The referendum battlefield sent its first artillery rumble into PMQs today. So far Tory Outers have maintained a not-quite-perfect truce on Wednesday afternoons but Cameron’s dissembling may have goaded them into action. It began with Angus Robertson, the SNP super-heavyweight, who gave a lengthy recital of social rights and workplace protections and suggested that they were the unique achievement of the EU. David Cameron, ignoring the fact that every item on Robertson’s list is guaranteed by states unconnected to Brussels, claimed that Britain is far safer in ‘a reformed European Union.’ This sleight-of-tongue is how he labels his recent ‘deal’ on Europe whose flimsy provisions have already vanished like spume on the rivers tides of history.
What he calls ‘reform’ of the EU amounts to a couple of insinuations. One is that we are not really part of the EU because we repudiate its defining endeavours, namely the Euro, Schengen, and political union. The second is that the best way to continue not being part of the EU is to continue being part of the EU. To call that reform is like calling a waste paper basket a library.
Next up, Bernard Jenkin, the polite whispering Eurosceptic. No sign of him in the chamber. Had the Tory whips got him in a neck-hold behind the Speaker’s chair?
‘Where is the feller?’ cried the Speaker succumbing to one of those antiquarian spasms which he mystifyingly finds amusing. To replace Jenkin he called David Davis who said that the allocation of National Insurance numbers vastly exceeds the official immigration totals. Will HMRC release the relevant data? Cameron pressed the heir-to-Blair button. The figures are complicated, he oozed, but he’s satisfied that HMRC was publishing everything required. ‘And I’ll continue to make sure that’s the case.’

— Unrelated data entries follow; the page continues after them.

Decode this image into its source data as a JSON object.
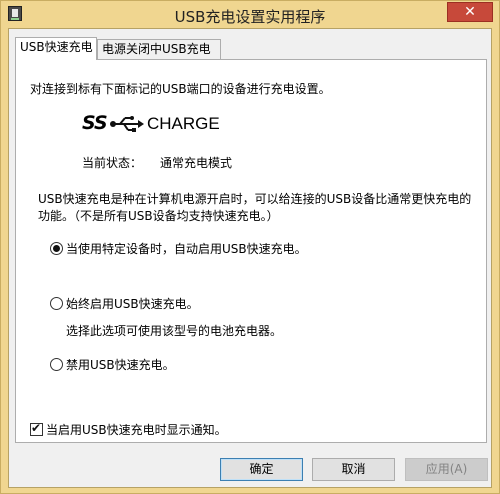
{
  "window": {
    "title": "USB充电设置实用程序",
    "close_label": "✕"
  },
  "tabs": [
    {
      "label": "USB快速充电",
      "active": true
    },
    {
      "label": "电源关闭中USB充电",
      "active": false
    }
  ],
  "panel": {
    "description": "对连接到标有下面标记的USB端口的设备进行充电设置。",
    "logo": {
      "ss_text": "SS",
      "word": "CHARGE"
    },
    "status_label": "当前状态：",
    "status_value": "通常充电模式",
    "info_text": "USB快速充电是种在计算机电源开启时，可以给连接的USB设备比通常更快充电的功能。（不是所有USB设备均支持快速充电。）",
    "options": [
      {
        "label": "当使用特定设备时，自动启用USB快速充电。",
        "selected": true
      },
      {
        "label": "始终启用USB快速充电。",
        "selected": false
      },
      {
        "label": "禁用USB快速充电。",
        "selected": false
      }
    ],
    "option_note": "选择此选项可使用该型号的电池充电器。",
    "notify_checkbox": {
      "label": "当启用USB快速充电时显示通知。",
      "checked": true
    }
  },
  "buttons": {
    "ok": "确定",
    "cancel": "取消",
    "apply": "应用(A)"
  }
}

The Speaker called Labour’s Gisela Stuart, the No 2 German Brexiteer in the country (the No 1 is Kirsten Farage). But she disappointed the sceptics by asking about Tibetan independence. Clearly she’s adopting her leader’s policy of watching her foes setting fire to their own farmstead.
Tory Europhile Richard Benyon put in a bid for future preferment. He praised a little-known but utterly brilliant reconfiguration of European fishing policy which has been quietly arranged by an unsung backbencher named…Richard Benyon. Cameron beamed agreeably. Behind the smile he seemed to be pondering what junior ministry to offer Benyon in the summer reshuffle. The only snag is that the Tories may reshuffle Cameron first.